É, principalmente através dos jornais, que os cidadãos tomam conhecimento de factos como o Freeport e podem retirar as devidas ilações, estando porém condicionadas pela credibilidade do orgão que os transmitem. Este é outro problema sobre os demais. Ainda há, apesar de tudo, jornais mais credíveis que outros, mas nem mesmo assim os podemos ler sem recorrer a uma prudente inspecção crítica.
Passamos estes últimos anos a ser espectadores pouco mais que passivos de uma das maiores conspirações da vida social do país, onde tudo se fez e inventou, para derrubar um clube de futebol através do seu timoneiro. Mesmo os mais cautelosos adeptos e admiradores de Pinto da Costa, tiveram dificuldade em se convencerem dos elementos acusatórios que choviam de todo o lado* contra ele. A parra era sempre mais farta que a uva, e estas quase sempre mirradas e sem sumo que a justificasse. De difamação em difamação, corroborada marginalmente por pessoas de cuja responsabilidade se exigia a máxima sobriedade e isenção, as terríveis suspeitas incessantemente propagadas foram-se diluindo em pouco mais que ruídos residuais.
Simultaneamente, nos bastidores do poder político e económico, outros protagonistas, com outras responsabilidades, aproveitavam a boleia persecutória sobre o virtual «D. Corleone» portista, para matar dois coelhos de uma só cajadada: permitiam que a caça ao Homem prosseguisse, esperançados que a vítima fosse abatida e que o clube do regime tirasse disso partido (o Benfica), ao mesmo tempo que iam movendo altas influências no sentido de orientarem, no segredo dos Deuses, mas faustosamente, as suas vidas privadas.

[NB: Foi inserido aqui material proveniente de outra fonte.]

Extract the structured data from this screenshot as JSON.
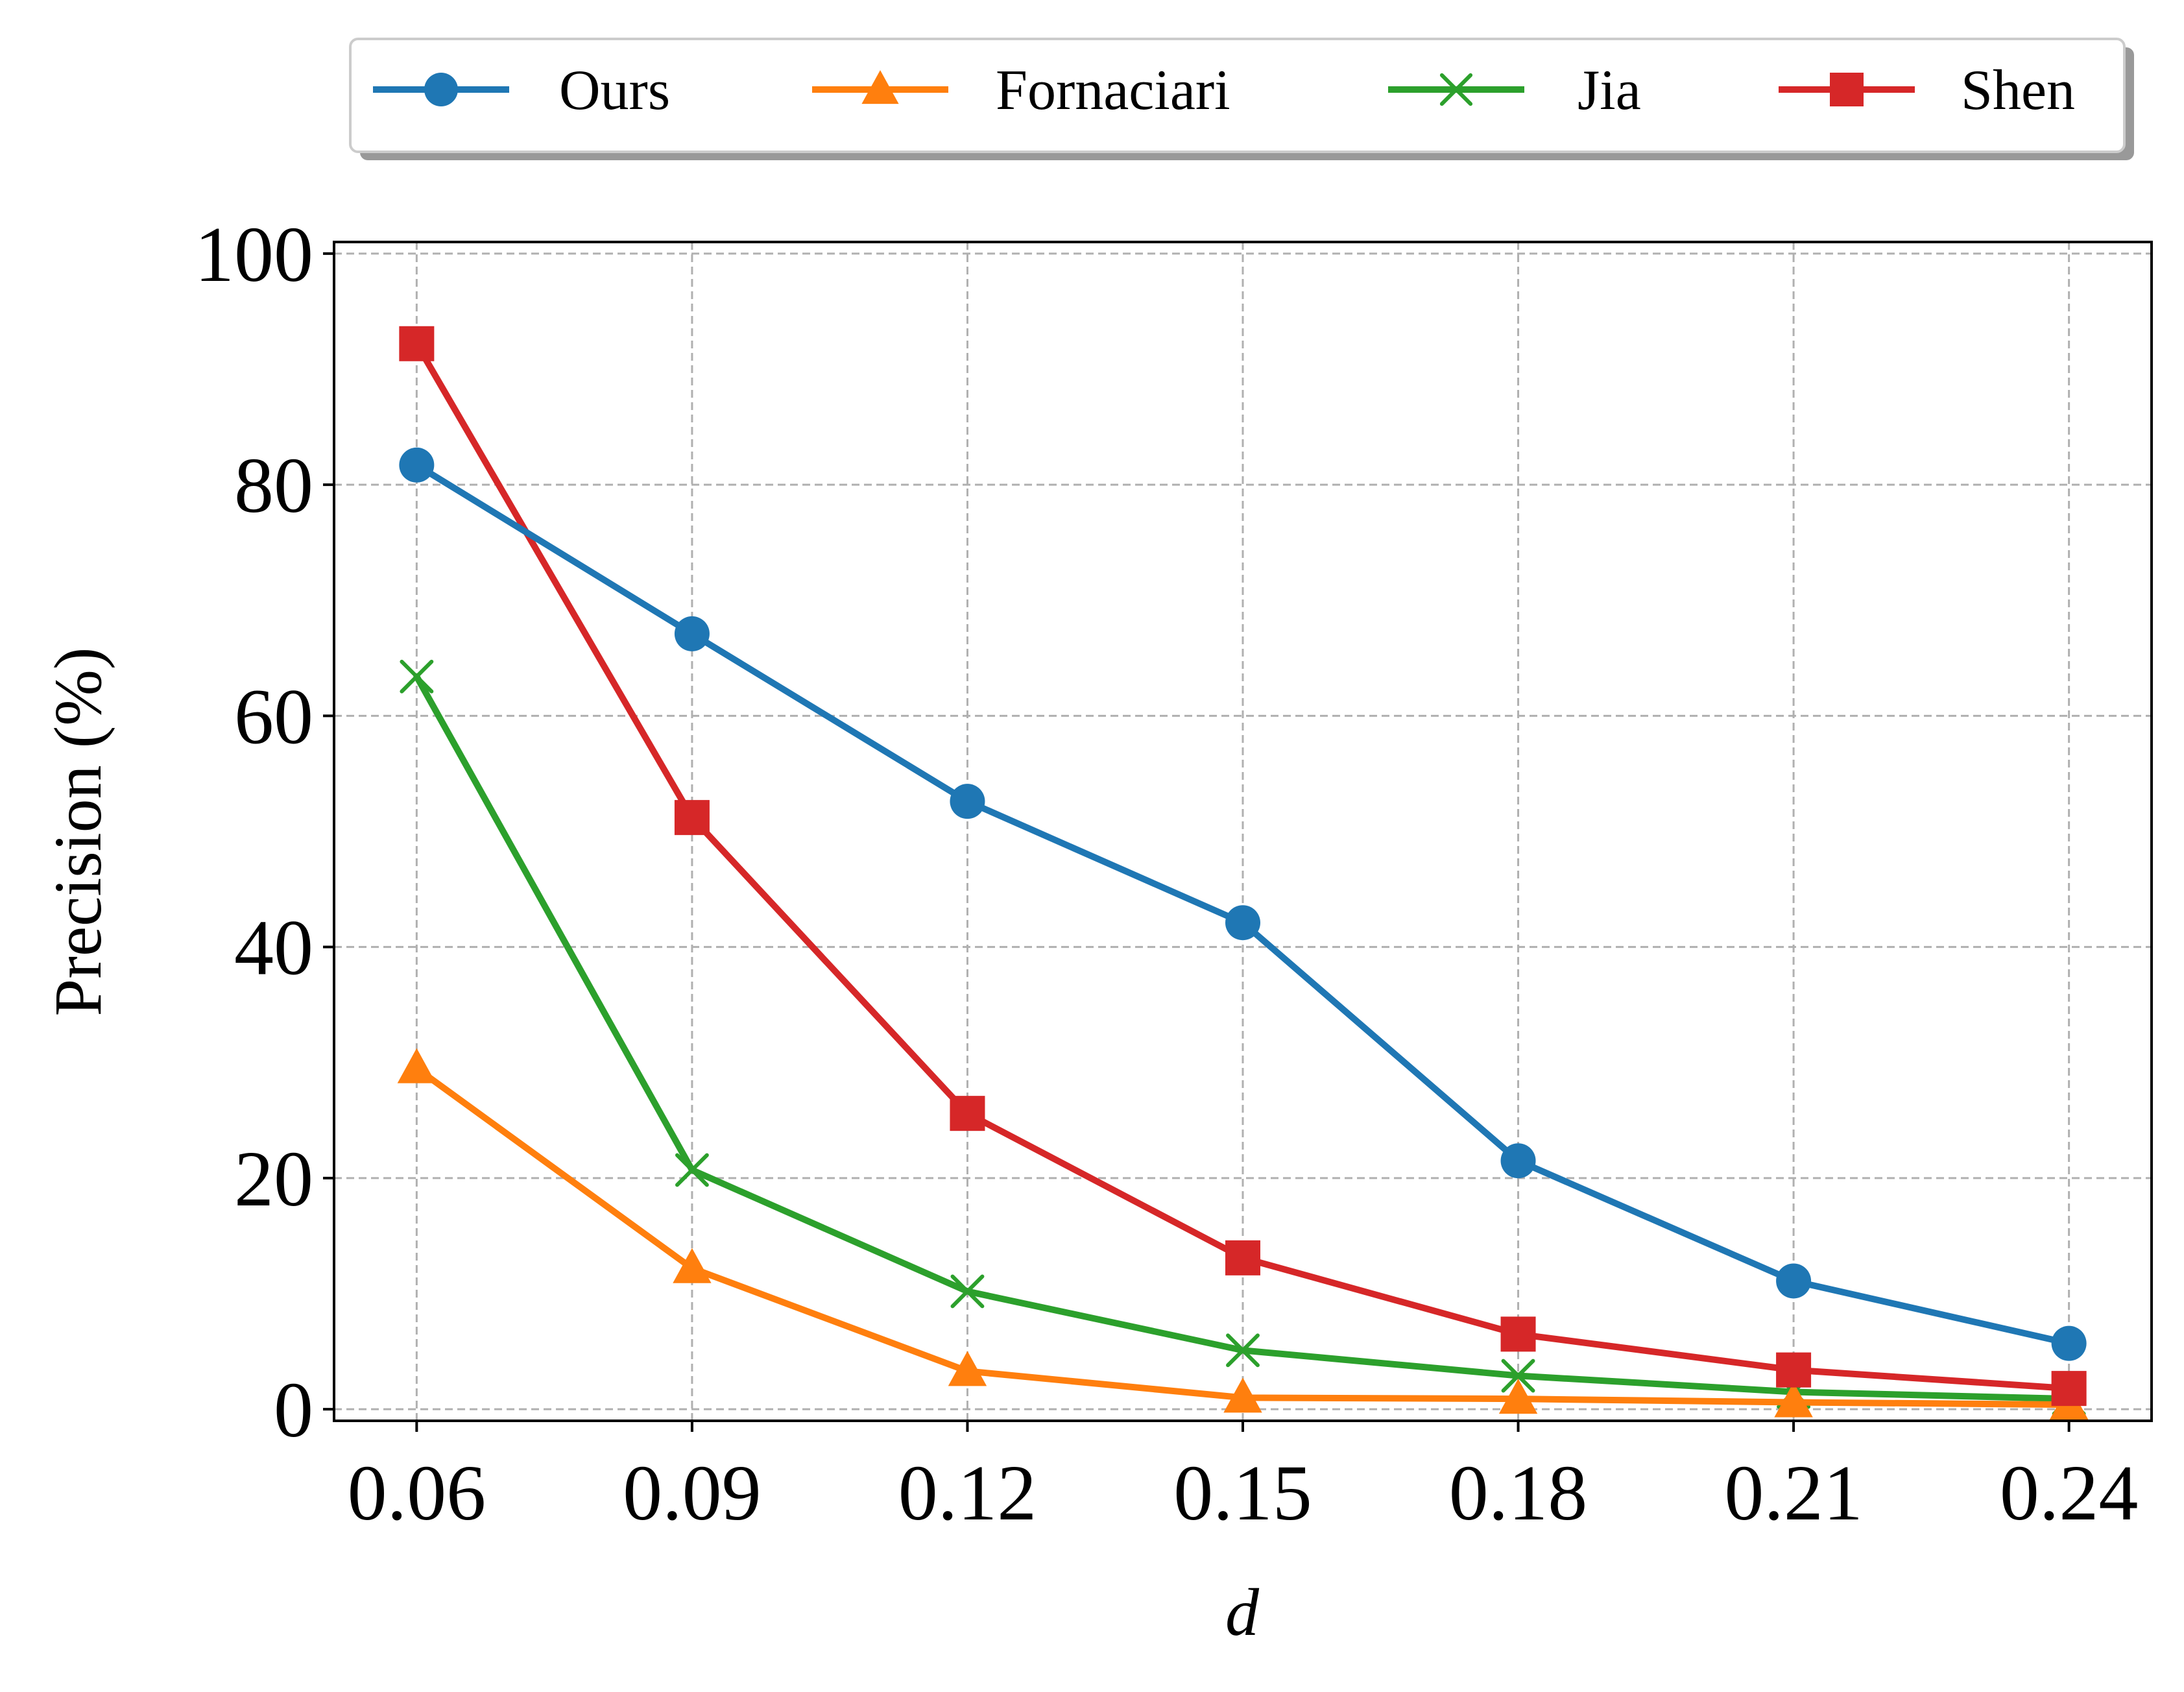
{
  "chart_data": {
    "type": "line",
    "title": "",
    "xlabel": "d",
    "ylabel": "Precision (%)",
    "categories": [
      "0.06",
      "0.09",
      "0.12",
      "0.15",
      "0.18",
      "0.21",
      "0.24"
    ],
    "x": [
      0.06,
      0.09,
      0.12,
      0.15,
      0.18,
      0.21,
      0.24
    ],
    "xlim": [
      0.051,
      0.249
    ],
    "ylim": [
      -1,
      101
    ],
    "yticks": [
      0,
      20,
      40,
      60,
      80,
      100
    ],
    "xtick_labels": [
      "0.06",
      "0.09",
      "0.12",
      "0.15",
      "0.18",
      "0.21",
      "0.24"
    ],
    "ytick_labels": [
      "0",
      "20",
      "40",
      "60",
      "80",
      "100"
    ],
    "grid": true,
    "legend_position": "top-outside",
    "series": [
      {
        "name": "Ours",
        "color": "#1f77b4",
        "marker": "circle",
        "values": [
          81.7,
          67.1,
          52.6,
          42.1,
          21.5,
          11.1,
          5.7
        ]
      },
      {
        "name": "Fornaciari",
        "color": "#ff7f0e",
        "marker": "triangle",
        "values": [
          29.5,
          12.2,
          3.3,
          1.0,
          0.9,
          0.6,
          0.4
        ]
      },
      {
        "name": "Jia",
        "color": "#2ca02c",
        "marker": "x",
        "values": [
          63.4,
          20.7,
          10.2,
          5.1,
          2.9,
          1.5,
          0.9
        ]
      },
      {
        "name": "Shen",
        "color": "#d62728",
        "marker": "square",
        "values": [
          92.2,
          51.2,
          25.6,
          13.1,
          6.5,
          3.4,
          1.8
        ]
      }
    ]
  }
}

Só que, o tiro saiu-lhes pela culatra, e a montanha acabou por parir, não o rato que esperavam, mas outros, bem diferentes e com maiores responsabilidades ... A montanha, afinal, está a parir sim, ratazanas, mas dos escombros da política.

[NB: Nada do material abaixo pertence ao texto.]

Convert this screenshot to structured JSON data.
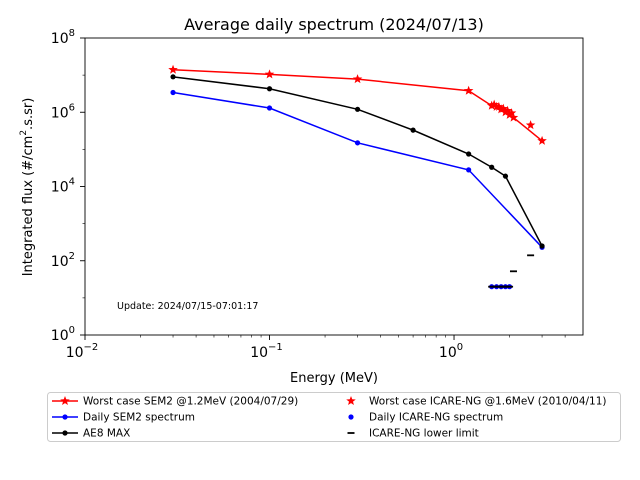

Começamos finalmente a ter consciência, que o filme que o Botelho pariu, além de medíocre, devia ter cenários sulistas, com destaque para o estuário do Tejo e outro tipo de protagonistas, com mais status, para ter algum sucesso, a Norte e até, quem sabe, em todos os pontos cardeais do país...
Mas, no fim desta salada russa de intrigas, de compadrios, acusações, de informação contra-informada, resta algo de confrangedor e sórdido, que é a inevitabilidade do público meter tudo no mesmo saco e misturar os verdadeiros corruptos com simples homens de valor, como Pinto da Costa é. Efectiva e merecidamente.